Manufacturers should adopt more eco-friendly production techniques to combat the recession, a report claims.
Turning to sustainable resources management will also assist in preparing businesses for an increasingly regulated post-recession economy, according to the EEF, the manufacturers’ organisation, and Barclays Commercial Bank.
They say manufacturers are missing out on making far more efficient use of environmental resources to cut costs and to adapt themselves to increasing amounts of environmental legislation.
The report, Resource Efficiency; Business benefits from sustainable resource management, identifies and analyses positive effects of resource efficiency in UK manufacturing and outlines major benefits and opportunities for companies. Its aim is to promote a greater understanding of sustainable manufacturing as well as to describe ways of making a wide variety of factories more eco-friendly.
The report is the first in a series being launched by EEF in its “Manufacturing Your Future” campaign which is offering companies advice, guidance and support in the economic downturn.

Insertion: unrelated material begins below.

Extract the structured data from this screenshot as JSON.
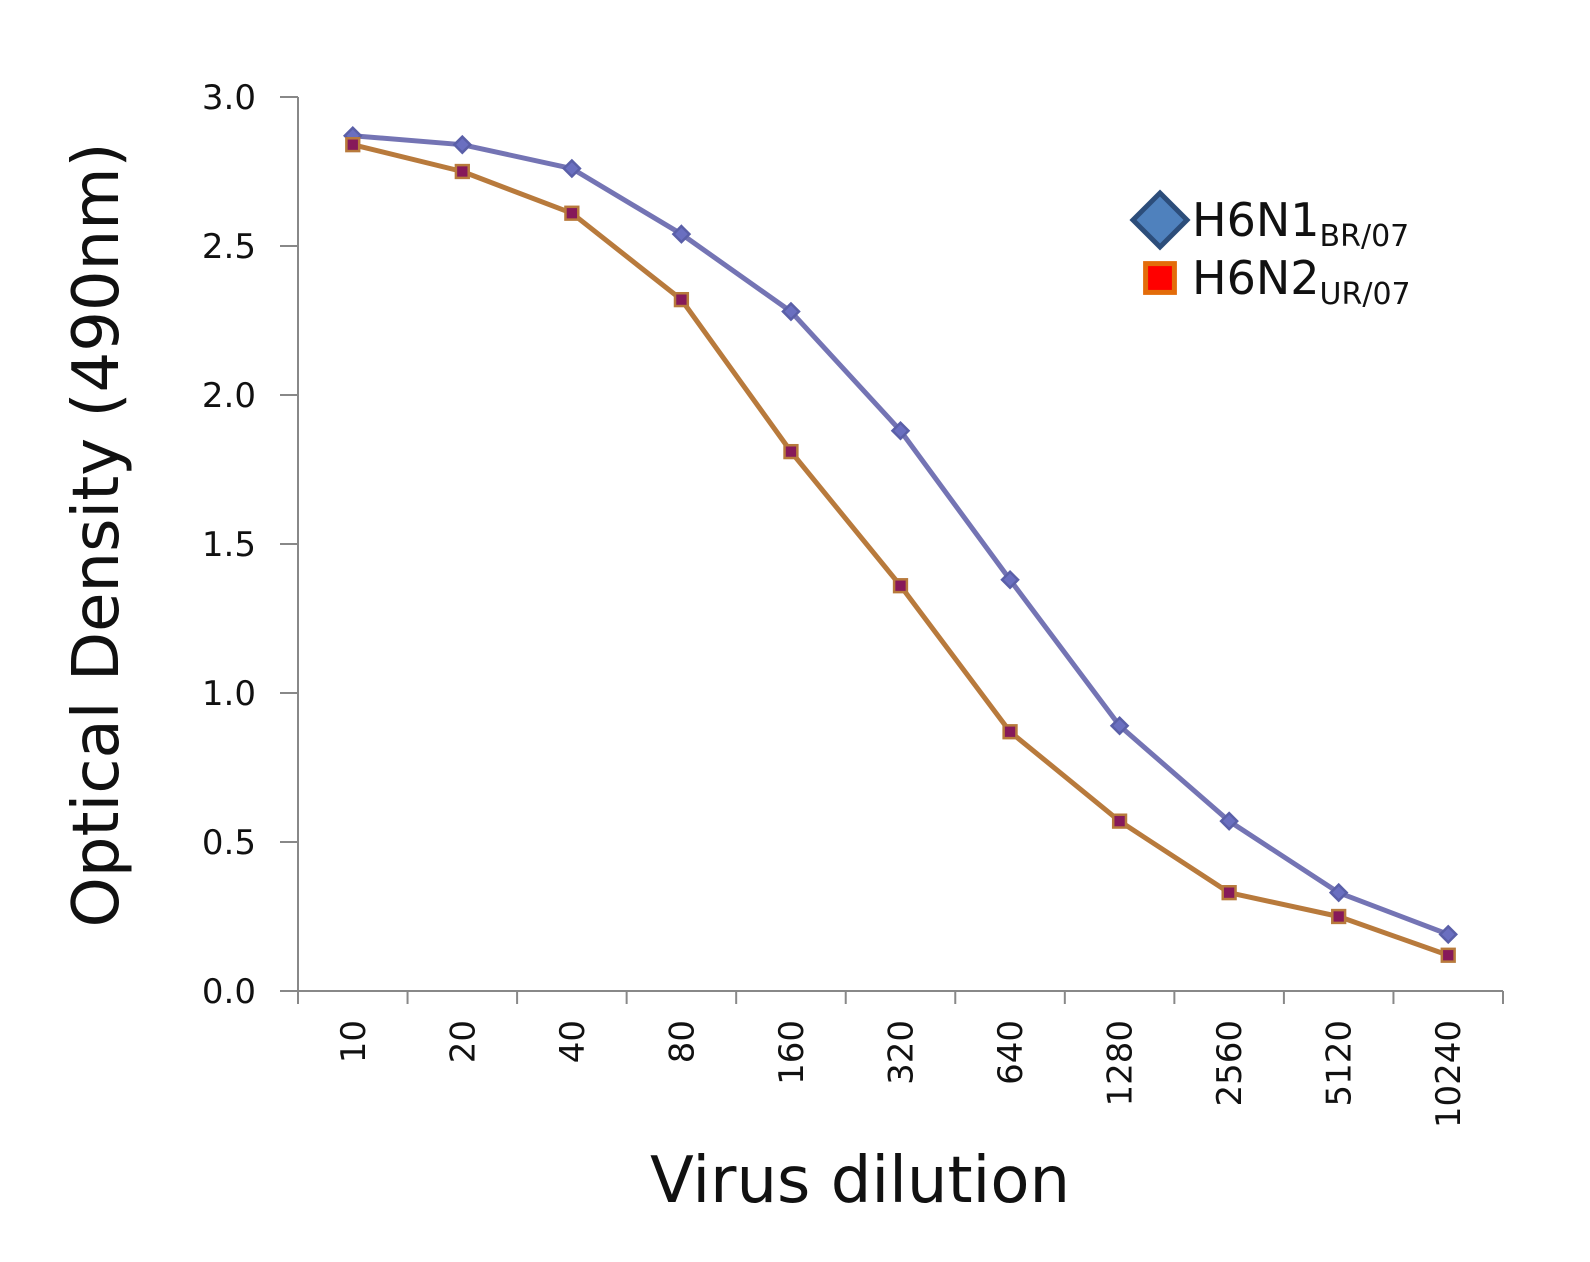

Commenting on the report, Darby Allan, EEF’s health, safety, climate and environment (HSCE) Leader for the Midlands said: “Many companies underestimate the true cost of inefficient business processes because of a lack of understanding of environmental costs.
“Behaviour change is often a first step towards realising considerable savings. However, in some instances doing things differently will require more significant investment and market forces alone may not be enough to provide for the necessary change.
“The government must set out clear objectives and timescales for sustainable resource management as part of its low carbon strategy, which businesses can use to plan their operations strategically.”
Ray O’Donoghue, head of manufacturing at Barclays Commercial Bank, said: “While environmentalism has traditionally been considered a back seat issue during a recession, the strong correlation between resource efficiency and cost control should be pushing energy use and waste management much further up the corporate agenda.”
The report suggests that more than reducing costs, successful resource efficiency increases the utility of materials, energy and water throughout the life of products and services. It can also ensure more cost-effective compliance with existing and future legislation, while promoting competitiveness through product differentiation and an enhanced corporate reputation.
“With both US and Australian leadership now signed up to the fight against climate change and a new international climate change agreement likely to be signed in Copenhagen in December, sustainable resource use will eventually replace battling recession as the top issue for manufacturing leaders,” Mr O’Donoghue said. “For any industrial company that has the capacity to look beyond day to day business issues despite economic challenges, the time to start acting on resource efficiency is now.”
The report highlights the urgency of implementing resource efficiency with fluctuations in energy (and raw material) prices, heightened consumer awareness of climate change and government sanctions adding to this urgency.
The report outlines the potential for sustainable development if government continues to work with the private sector to encourage greater investment in recycling, renewable energy and production, and offers practical steps for manufacturers to boost the resource efficient credentials.
Manufacturing companies taking the lead on implementing a resource-efficient business model can also improve their competitiveness and gain access to new markets and sources of capital.
They also appeal more to investors while cutting the risk of not complying with legislation.A closer relationship with suppliers may also be forged off of the back of a resource efficiency programme, leading to reduced risk of supply chain failures.
To achieve the goals set out in the report, government, in partnership with industry, should seek to provide a long-term strategy for resource management with clear objectives and timescales, and a regulatory framework that is risk-based, proportionate and coherent and incentivises resource efficiency.